The easiest situation to fake in is when the the ball is in front of the defender’s net and the attacker is closer to the ball, driving towards it. The defender is driving back towards the net from the corner, and it is unclear if the attacker will be able to get the ball past the defender by just hitting it. Instead of hitting the ball and hoping to get it past, the attacker realizes the position the defender is in, and stops just before the ball, sending the defender dodging across the net to no avail. This then creates an easy open net for the attacker to hit the ball into.

Faking is all about watching your opponent, predicting what they will do, and exploiting their decision making.

Different Ways to Fake

There are different ways to fake for different situations.

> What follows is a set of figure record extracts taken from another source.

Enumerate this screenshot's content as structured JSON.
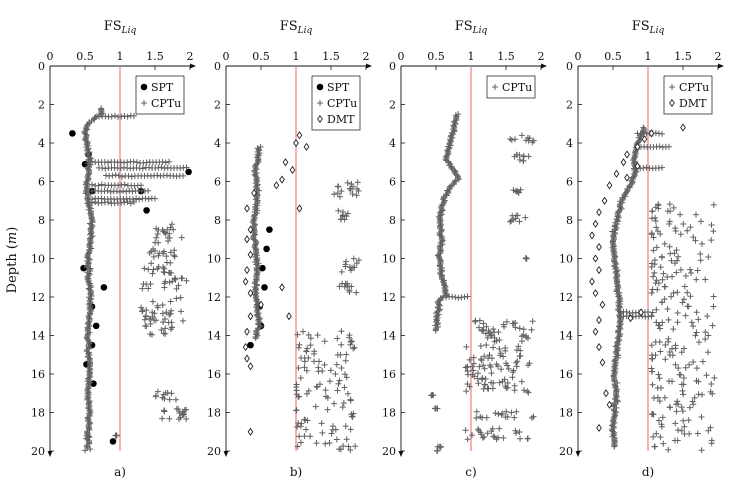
{
  "figure": {
    "title_main": "FS",
    "title_sub": "Liq",
    "ylabel_main": "Depth (",
    "ylabel_unit": "m",
    "ylabel_end": ")"
  },
  "colors": {
    "axis": "#111111",
    "threshold_line": "#f08080",
    "cptu": "#606060",
    "spt": "#000000",
    "dmt": "#222222"
  },
  "chart_data": [
    {
      "type": "scatter",
      "panel_label": "a)",
      "xlim": [
        0,
        2
      ],
      "ylim": [
        0,
        20
      ],
      "y_inverted": true,
      "xticks": [
        0,
        0.5,
        1,
        1.5,
        2
      ],
      "xtick_labels": [
        "0",
        "0.5",
        "1",
        "1.5",
        "2"
      ],
      "yticks": [
        0,
        2,
        4,
        6,
        8,
        10,
        12,
        14,
        16,
        18,
        20
      ],
      "ytick_labels": [
        "0",
        "2",
        "4",
        "6",
        "8",
        "10",
        "12",
        "14",
        "16",
        "18",
        "20"
      ],
      "threshold_x": 1,
      "legend": {
        "position": "top-right",
        "entries": [
          "SPT",
          "CPTu"
        ]
      },
      "series": [
        {
          "name": "SPT",
          "marker": "dot",
          "points": [
            [
              0.32,
              3.5
            ],
            [
              0.55,
              4.6
            ],
            [
              0.5,
              5.1
            ],
            [
              1.98,
              5.5
            ],
            [
              1.3,
              6.5
            ],
            [
              0.6,
              6.5
            ],
            [
              1.38,
              7.5
            ],
            [
              0.48,
              10.5
            ],
            [
              0.77,
              11.5
            ],
            [
              0.6,
              12.5
            ],
            [
              0.66,
              13.5
            ],
            [
              0.6,
              14.5
            ],
            [
              0.52,
              15.5
            ],
            [
              0.62,
              16.5
            ],
            [
              0.9,
              19.5
            ]
          ]
        },
        {
          "name": "CPTu",
          "marker": "plus",
          "profile": [
            [
              2.2,
              0.72
            ],
            [
              2.5,
              0.75
            ],
            [
              2.7,
              0.62
            ],
            [
              3.0,
              0.55
            ],
            [
              3.4,
              0.5
            ],
            [
              4.0,
              0.52
            ],
            [
              4.8,
              0.56
            ],
            [
              5.5,
              0.55
            ],
            [
              6.3,
              0.52
            ],
            [
              7.2,
              0.56
            ],
            [
              8.0,
              0.6
            ],
            [
              9.0,
              0.58
            ],
            [
              10.0,
              0.55
            ],
            [
              11.0,
              0.56
            ],
            [
              12.0,
              0.58
            ],
            [
              13.0,
              0.56
            ],
            [
              14.0,
              0.54
            ],
            [
              15.0,
              0.55
            ],
            [
              16.0,
              0.56
            ],
            [
              17.0,
              0.54
            ],
            [
              18.0,
              0.56
            ],
            [
              19.0,
              0.55
            ],
            [
              19.3,
              0.55
            ]
          ],
          "excursions": [
            [
              2.6,
              0.7,
              1.2
            ],
            [
              5.0,
              0.6,
              1.7
            ],
            [
              5.3,
              0.7,
              1.95
            ],
            [
              5.7,
              0.8,
              1.9
            ],
            [
              6.2,
              0.6,
              1.3
            ],
            [
              6.5,
              0.6,
              1.4
            ],
            [
              6.9,
              0.6,
              1.5
            ],
            [
              7.1,
              0.6,
              1.2
            ]
          ],
          "clusters": [
            [
              1.5,
              1.9,
              8.2,
              9.2
            ],
            [
              1.4,
              1.8,
              9.4,
              10.0
            ],
            [
              1.25,
              1.75,
              10.2,
              10.8
            ],
            [
              1.3,
              1.95,
              11.0,
              11.6
            ],
            [
              1.3,
              1.9,
              12.0,
              14.0
            ],
            [
              1.5,
              1.8,
              16.9,
              17.4
            ],
            [
              1.6,
              1.95,
              17.8,
              18.4
            ]
          ],
          "tail": [
            [
              0.95,
              19.2
            ],
            [
              1.9,
              18.1
            ]
          ],
          "bottom": [
            [
              0.5,
              0.58,
              19.2,
              20
            ]
          ]
        }
      ]
    },
    {
      "type": "scatter",
      "panel_label": "b)",
      "xlim": [
        0,
        2
      ],
      "ylim": [
        0,
        20
      ],
      "y_inverted": true,
      "xticks": [
        0,
        0.5,
        1,
        1.5,
        2
      ],
      "xtick_labels": [
        "0",
        "0.5",
        "1",
        "1.5",
        "2"
      ],
      "yticks": [
        0,
        2,
        4,
        6,
        8,
        10,
        12,
        14,
        16,
        18,
        20
      ],
      "ytick_labels": [
        "0",
        "2",
        "4",
        "6",
        "8",
        "10",
        "12",
        "14",
        "16",
        "18",
        "20"
      ],
      "threshold_x": 1,
      "legend": {
        "position": "top-right",
        "entries": [
          "SPT",
          "CPTu",
          "DMT"
        ]
      },
      "series": [
        {
          "name": "SPT",
          "marker": "dot",
          "points": [
            [
              0.62,
              8.5
            ],
            [
              0.58,
              9.5
            ],
            [
              0.52,
              10.5
            ],
            [
              0.55,
              11.5
            ],
            [
              0.48,
              12.5
            ],
            [
              0.5,
              13.5
            ],
            [
              0.35,
              14.5
            ]
          ]
        },
        {
          "name": "CPTu",
          "marker": "plus",
          "profile": [
            [
              4.2,
              0.48
            ],
            [
              5.5,
              0.42
            ],
            [
              6.5,
              0.45
            ],
            [
              7.5,
              0.42
            ],
            [
              8.5,
              0.4
            ],
            [
              9.5,
              0.42
            ],
            [
              10.5,
              0.45
            ],
            [
              11.5,
              0.42
            ],
            [
              12.5,
              0.45
            ],
            [
              13.5,
              0.48
            ],
            [
              14.2,
              0.42
            ]
          ],
          "clusters": [
            [
              1.5,
              1.9,
              6.0,
              6.8
            ],
            [
              1.55,
              1.8,
              7.5,
              8.0
            ],
            [
              1.65,
              1.9,
              10.0,
              10.8
            ],
            [
              1.6,
              1.9,
              11.3,
              11.8
            ]
          ],
          "lower_block": [
            [
              1.0,
              1.85,
              13.8,
              20
            ]
          ]
        },
        {
          "name": "DMT",
          "marker": "diamond",
          "points": [
            [
              1.05,
              3.6
            ],
            [
              1.0,
              4.0
            ],
            [
              1.15,
              4.2
            ],
            [
              0.85,
              5.0
            ],
            [
              0.95,
              5.4
            ],
            [
              0.8,
              5.9
            ],
            [
              0.72,
              6.2
            ],
            [
              0.4,
              6.6
            ],
            [
              0.3,
              7.4
            ],
            [
              0.35,
              8.5
            ],
            [
              0.3,
              9.0
            ],
            [
              0.35,
              9.8
            ],
            [
              0.3,
              10.6
            ],
            [
              0.28,
              11.2
            ],
            [
              0.35,
              11.8
            ],
            [
              0.5,
              12.4
            ],
            [
              0.35,
              13.0
            ],
            [
              0.3,
              13.8
            ],
            [
              0.28,
              14.6
            ],
            [
              0.3,
              15.2
            ],
            [
              0.35,
              15.6
            ],
            [
              1.05,
              7.4
            ],
            [
              0.35,
              19.0
            ],
            [
              0.9,
              13.0
            ],
            [
              0.8,
              11.5
            ]
          ]
        }
      ]
    },
    {
      "type": "scatter",
      "panel_label": "c)",
      "xlim": [
        0,
        2
      ],
      "ylim": [
        0,
        20
      ],
      "y_inverted": true,
      "xticks": [
        0,
        0.5,
        1,
        1.5,
        2
      ],
      "xtick_labels": [
        "0",
        "0.5",
        "1",
        "1.5",
        "2"
      ],
      "yticks": [
        0,
        2,
        4,
        6,
        8,
        10,
        12,
        14,
        16,
        18,
        20
      ],
      "ytick_labels": [
        "0",
        "2",
        "4",
        "6",
        "8",
        "10",
        "12",
        "14",
        "16",
        "18",
        "20"
      ],
      "threshold_x": 1,
      "legend": {
        "position": "top-right",
        "entries": [
          "CPTu"
        ]
      },
      "series": [
        {
          "name": "CPTu",
          "marker": "plus",
          "profile": [
            [
              2.5,
              0.8
            ],
            [
              4.8,
              0.65
            ],
            [
              5.4,
              0.75
            ],
            [
              5.8,
              0.82
            ],
            [
              6.3,
              0.7
            ],
            [
              7.0,
              0.6
            ],
            [
              8.0,
              0.55
            ],
            [
              9.0,
              0.58
            ],
            [
              10.0,
              0.55
            ],
            [
              11.0,
              0.6
            ],
            [
              11.8,
              0.65
            ],
            [
              12.2,
              0.55
            ],
            [
              13.0,
              0.52
            ],
            [
              13.8,
              0.5
            ]
          ],
          "excursions": [
            [
              12.0,
              0.6,
              0.95
            ]
          ],
          "clusters": [
            [
              1.55,
              1.9,
              3.6,
              4.0
            ],
            [
              1.6,
              1.9,
              4.6,
              5.0
            ],
            [
              1.6,
              1.75,
              6.4,
              6.6
            ],
            [
              1.55,
              1.8,
              7.7,
              8.1
            ],
            [
              1.05,
              1.9,
              13.2,
              14.5
            ],
            [
              0.9,
              1.85,
              14.5,
              17.0
            ],
            [
              1.05,
              1.9,
              17.9,
              18.3
            ],
            [
              0.9,
              1.85,
              18.8,
              19.4
            ]
          ],
          "tail": [
            [
              1.8,
              10.0
            ],
            [
              0.45,
              17.1
            ],
            [
              0.5,
              17.8
            ],
            [
              0.55,
              19.8
            ],
            [
              0.52,
              20.0
            ]
          ]
        }
      ]
    },
    {
      "type": "scatter",
      "panel_label": "d)",
      "xlim": [
        0,
        2
      ],
      "ylim": [
        0,
        20
      ],
      "y_inverted": true,
      "xticks": [
        0,
        0.5,
        1,
        1.5,
        2
      ],
      "xtick_labels": [
        "0",
        "0.5",
        "1",
        "1.5",
        "2"
      ],
      "yticks": [
        0,
        2,
        4,
        6,
        8,
        10,
        12,
        14,
        16,
        18,
        20
      ],
      "ytick_labels": [
        "0",
        "2",
        "4",
        "6",
        "8",
        "10",
        "12",
        "14",
        "16",
        "18",
        "20"
      ],
      "threshold_x": 1,
      "legend": {
        "position": "top-right",
        "entries": [
          "CPTu",
          "DMT"
        ]
      },
      "series": [
        {
          "name": "CPTu",
          "marker": "plus",
          "profile": [
            [
              3.2,
              0.95
            ],
            [
              4.0,
              0.85
            ],
            [
              4.8,
              0.8
            ],
            [
              5.5,
              0.82
            ],
            [
              6.2,
              0.75
            ],
            [
              7.0,
              0.62
            ],
            [
              8.0,
              0.55
            ],
            [
              9.0,
              0.5
            ],
            [
              10.0,
              0.52
            ],
            [
              11.0,
              0.55
            ],
            [
              12.0,
              0.58
            ],
            [
              13.0,
              0.6
            ],
            [
              14.0,
              0.58
            ],
            [
              15.0,
              0.55
            ],
            [
              16.0,
              0.52
            ],
            [
              17.0,
              0.55
            ],
            [
              18.0,
              0.52
            ],
            [
              19.0,
              0.5
            ],
            [
              19.8,
              0.52
            ]
          ],
          "excursions": [
            [
              3.5,
              0.85,
              1.2
            ],
            [
              4.2,
              0.9,
              1.3
            ],
            [
              5.3,
              0.8,
              1.2
            ],
            [
              12.8,
              0.65,
              1.0
            ],
            [
              13.0,
              0.65,
              1.05
            ]
          ],
          "lower_block": [
            [
              1.05,
              1.95,
              7.2,
              20
            ]
          ]
        },
        {
          "name": "DMT",
          "marker": "diamond",
          "points": [
            [
              1.5,
              3.2
            ],
            [
              1.05,
              3.5
            ],
            [
              0.95,
              3.8
            ],
            [
              0.85,
              4.2
            ],
            [
              0.7,
              4.6
            ],
            [
              0.65,
              5.0
            ],
            [
              0.55,
              5.6
            ],
            [
              0.45,
              6.2
            ],
            [
              0.38,
              7.0
            ],
            [
              0.3,
              7.6
            ],
            [
              0.25,
              8.2
            ],
            [
              0.2,
              8.8
            ],
            [
              0.3,
              9.4
            ],
            [
              0.25,
              10.0
            ],
            [
              0.3,
              10.6
            ],
            [
              0.2,
              11.2
            ],
            [
              0.25,
              11.8
            ],
            [
              0.35,
              12.4
            ],
            [
              0.3,
              13.2
            ],
            [
              0.25,
              13.8
            ],
            [
              0.3,
              14.6
            ],
            [
              0.35,
              15.4
            ],
            [
              0.4,
              17.0
            ],
            [
              0.45,
              17.6
            ],
            [
              0.3,
              18.8
            ],
            [
              0.9,
              12.8
            ],
            [
              0.75,
              13.1
            ],
            [
              0.85,
              5.2
            ],
            [
              0.7,
              5.8
            ]
          ]
        }
      ]
    }
  ]
}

The most common way of faking is when the player is dribbling the ball, and they drop it off of the hood of their car. They then make a motion towards the ball, trying to convince the defender that they are about to hit it in order to make the defender challenge. However, the player instead brakes and doesn’t hit the ball. The defender dodges thinking that the player is hitting the ball and whiffs, taking themselves out of the play.

Example:


In this clip, Alexandre
"Kaydop" Courant is able to fake out the first opponent by just making a motion towards the ball. He then proceeds to score an incredible goal.

Another way of faking is if the ball is in front of the net and the player doesn’t have control. As mentioned earlier, they drive at the ball like they are about to hit it and stop right before it. At least, this action usually makes the defender jump, giving the player time to take the ball around them.

There are also aerial fakes. The best way to do an aerial fake is when the ball is floating upwards at a dodgeable level. Jump once and boost a little to make the defender think you will hit it over them. Instead just let the ball fall and catch it while the defender flies over you.

Example:


This fake by Mariano "SquishyMuffinz" Arruda highlights both the ball bouncing in front of the net as well as the low aerial fake.

Faking an air dribble is also a viable choice. At higher ranks, a telegraphed air dribble with a clearly set path will often be saved. In order to keep air dribbles relevant, players have taken to using boost only lightly in the early stages of the air dribble, and gradually use more and more boost to increase the upwards lift of the ball. This results in an extremely difficult save for the defender.

Example:


This air dribble fake by Justin "jstn" Morales shows how he uses boost at the beginning, but just falls off at the end, faking out the defender. With added free styling, of course.

 

Summary

All in all, faking is a great weapon to add to your arsenal. It can make your play more unpredictable and spontaneous, forcing the defenders to make decisions that they are unaccustomed to. However, keep in mind that knowing when to fake also comes with experience. Even if it doesn’t work the first couple times, or even the first 20 times, eventually you will start to understand which positions fakes work the best in. Just keep trying and you’ll get it in the end.

Main points:

-Sell the fake by really trying to look like you’re about to hit the ball.

-Watch your opponent and know what position they’re in (unfavorable angle of approach).

-Mix up your playstyle with fakes and normal challenges (don’t become too predictable).